What Risk Does Debt Bring?

Debt is a tool to help businesses grow, but if a business is incapable of paying off its lenders, then it exists at their mercy. If things get really bad, the lenders can take control of the business. However, a more usual (but still expensive) situation is where a company must dilute shareholders at a cheap share price simply to get debt under control. Having said that, the most common situation is where a company manages its debt reasonably well - and to its own advantage. When we think about a company's use of debt, we first look at cash and debt together.

View our latest analysis for Aakash Exploration Services

What Is Aakash Exploration Services's Net Debt?

The image below, which you can click on for greater detail, shows that at September 2022 Aakash Exploration Services had debt of ₹240.6m, up from ₹177.6m in one year. And it doesn't have much cash, so its net debt is about the same.

debt-equity-history-analysis
NSEI:AAKASH Debt to Equity History December 31st 2022

How Healthy Is Aakash Exploration Services' Balance Sheet?

The latest balance sheet data shows that Aakash Exploration Services had liabilities of ₹195.1m due within a year, and liabilities of ₹113.5m falling due after that. Offsetting this, it had ₹895.0k in cash and ₹246.7m in receivables that were due within 12 months. So it has liabilities totalling ₹61.0m more than its cash and near-term receivables, combined.

Given Aakash Exploration Services has a market capitalization of ₹698.6m, it's hard to believe these liabilities pose much threat. Having said that, it's clear that we should continue to monitor its balance sheet, lest it change for the worse.

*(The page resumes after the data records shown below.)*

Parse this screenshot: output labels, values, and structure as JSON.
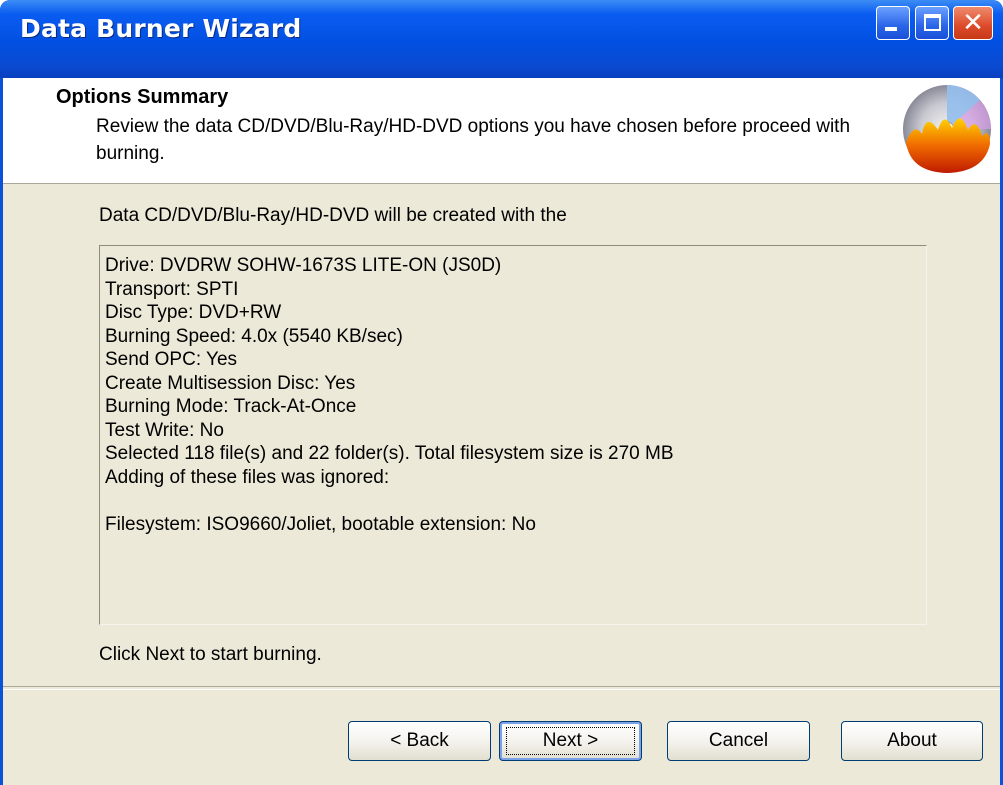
{
  "window": {
    "title": "Data Burner Wizard"
  },
  "header": {
    "title": "Options Summary",
    "description": "Review the data CD/DVD/Blu-Ray/HD-DVD options you have chosen before proceed with burning."
  },
  "intro": "Data CD/DVD/Blu-Ray/HD-DVD will be created with the",
  "summary": {
    "lines": [
      "Drive: DVDRW SOHW-1673S LITE-ON  (JS0D)",
      "Transport: SPTI",
      "Disc Type: DVD+RW",
      "Burning Speed: 4.0x (5540 KB/sec)",
      "Send OPC: Yes",
      "Create Multisession Disc: Yes",
      "Burning Mode: Track-At-Once",
      "Test Write: No",
      "Selected 118 file(s) and 22 folder(s). Total filesystem size is 270 MB",
      "Adding of these files was ignored:",
      "",
      "Filesystem: ISO9660/Joliet, bootable extension: No"
    ]
  },
  "footer_hint": "Click Next to start burning.",
  "buttons": {
    "back": "< Back",
    "next": "Next >",
    "cancel": "Cancel",
    "about": "About"
  },
  "icons": {
    "minimize": "minimize-icon",
    "maximize": "maximize-icon",
    "close": "close-icon",
    "logo": "disc-flame-logo"
  }
}
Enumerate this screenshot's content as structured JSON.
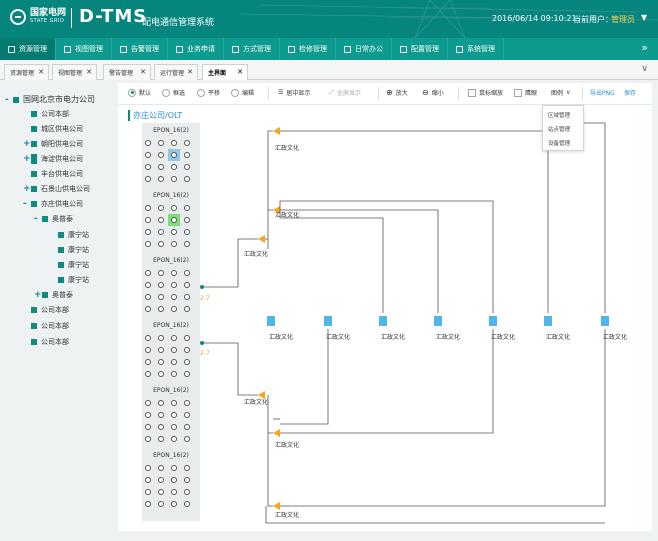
{
  "header": {
    "logo_cn": "国家电网",
    "logo_en": "STATE GRID",
    "brand": "D-TMS",
    "brand_sub": "配电通信管理系统",
    "datetime": "2016/06/14 09:10:21",
    "user_label": "当前用户：",
    "user_name": "管理员",
    "colors": {
      "header_bg": "#06857f",
      "nav_bg": "#0e9b8f",
      "accent": "#0e8a80",
      "highlight": "#f7d34c"
    }
  },
  "nav": {
    "items": [
      {
        "label": "资源管理",
        "icon": "database-icon",
        "active": true
      },
      {
        "label": "视图管理",
        "icon": "grid-icon",
        "active": false
      },
      {
        "label": "告警管理",
        "icon": "bell-icon",
        "active": false
      },
      {
        "label": "业务申请",
        "icon": "flame-icon",
        "active": false
      },
      {
        "label": "方式管理",
        "icon": "swap-icon",
        "active": false
      },
      {
        "label": "检修管理",
        "icon": "wrench-icon",
        "active": false
      },
      {
        "label": "日常办公",
        "icon": "person-icon",
        "active": false
      },
      {
        "label": "配置管理",
        "icon": "gear-icon",
        "active": false
      },
      {
        "label": "系统管理",
        "icon": "grid-icon",
        "active": false
      }
    ],
    "more_icon": "double-chevron-right-icon"
  },
  "tabs": [
    {
      "label": "资源管理",
      "active": false
    },
    {
      "label": "视图管理",
      "active": false
    },
    {
      "label": "警告管理",
      "active": false
    },
    {
      "label": "运行管理",
      "active": false
    },
    {
      "label": "主界面",
      "active": true
    }
  ],
  "tree": [
    {
      "label": "国网北京市电力公司",
      "toggle": "-",
      "level": 0
    },
    {
      "label": "公司本部",
      "toggle": "",
      "level": 1
    },
    {
      "label": "城区供电公司",
      "toggle": "",
      "level": 1
    },
    {
      "label": "朝阳供电公司",
      "toggle": "+",
      "level": 1
    },
    {
      "label": "海淀供电公司",
      "toggle": "+",
      "level": 1
    },
    {
      "label": "丰台供电公司",
      "toggle": "",
      "level": 1
    },
    {
      "label": "石景山供电公司",
      "toggle": "+",
      "level": 1
    },
    {
      "label": "亦庄供电公司",
      "toggle": "-",
      "level": 1
    },
    {
      "label": "奥普泰",
      "toggle": "-",
      "level": 2
    },
    {
      "label": "康宁站",
      "toggle": "",
      "level": 3
    },
    {
      "label": "康宁站",
      "toggle": "",
      "level": 3
    },
    {
      "label": "康宁站",
      "toggle": "",
      "level": 3
    },
    {
      "label": "康宁站",
      "toggle": "",
      "level": 3
    },
    {
      "label": "奥普泰",
      "toggle": "+",
      "level": 2
    },
    {
      "label": "公司本部",
      "toggle": "",
      "level": 1
    },
    {
      "label": "公司本部",
      "toggle": "",
      "level": 1
    },
    {
      "label": "公司本部",
      "toggle": "",
      "level": 1
    }
  ],
  "toolbar": {
    "radio_default": "默认",
    "radio_select": "框选",
    "radio_pan": "平移",
    "radio_edit": "编辑",
    "center": "居中显示",
    "fullscreen": "全屏显示",
    "zoom_in": "放大",
    "zoom_out": "缩小",
    "mouse_zoom": "鼠标缩放",
    "eagle": "鹰眼",
    "legend": "图例",
    "export": "导出PNG",
    "save": "保存"
  },
  "legend_menu": [
    "区域管理",
    "站点管理",
    "设备管理"
  ],
  "breadcrumb": "亦庄公司/OLT",
  "olt": {
    "card_title": "EPON_16(2)",
    "cards": 6,
    "port_label_a": "2-7",
    "port_label_b": "2-7"
  },
  "diagram": {
    "node_label": "汇政文化"
  }
}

We measure a company's debt load relative to its earnings power by looking at its net debt divided by its earnings before interest, tax, depreciation, and amortization (EBITDA) and by calculating how easily its earnings before interest and tax (EBIT) cover its interest expense (interest cover). Thus we consider debt relative to earnings both with and without depreciation and amortization expenses.

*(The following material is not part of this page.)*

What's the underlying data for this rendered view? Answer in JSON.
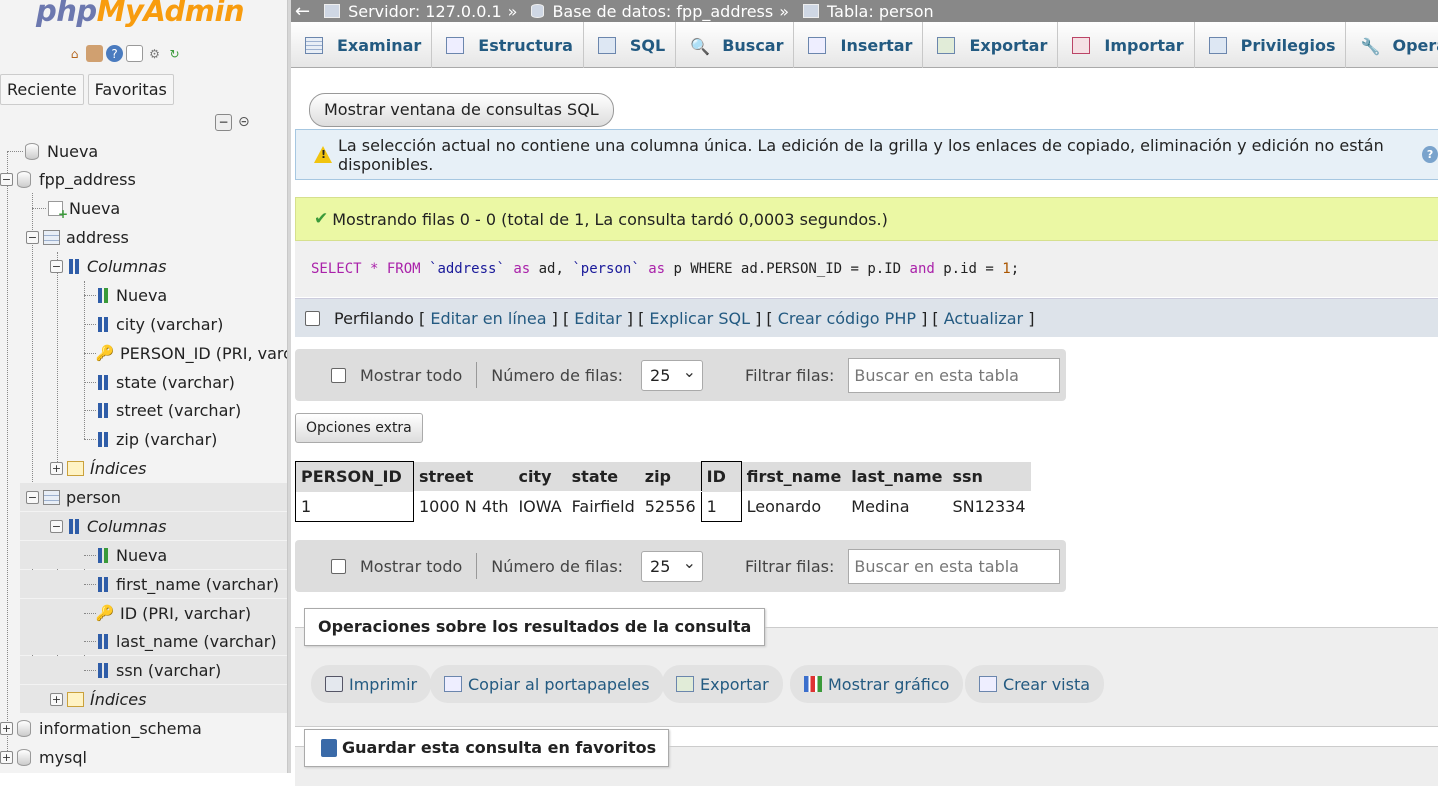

Aakash Exploration Services has net debt worth 1.6 times EBITDA, which isn't too much, but its interest cover looks a bit on the low side, with EBIT at only 6.3 times the interest expense. While these numbers do not alarm us, it's worth noting that the cost of the company's debt is having a real impact. Fortunately, Aakash Exploration Services grew its EBIT by 3.1% in the last year, making that debt load look even more manageable. There's no doubt that we learn most about debt from the balance sheet. But it is Aakash Exploration Services's earnings that will influence how the balance sheet holds up in the future. So when considering debt, it's definitely worth looking at the earnings trend. Click here for an interactive snapshot.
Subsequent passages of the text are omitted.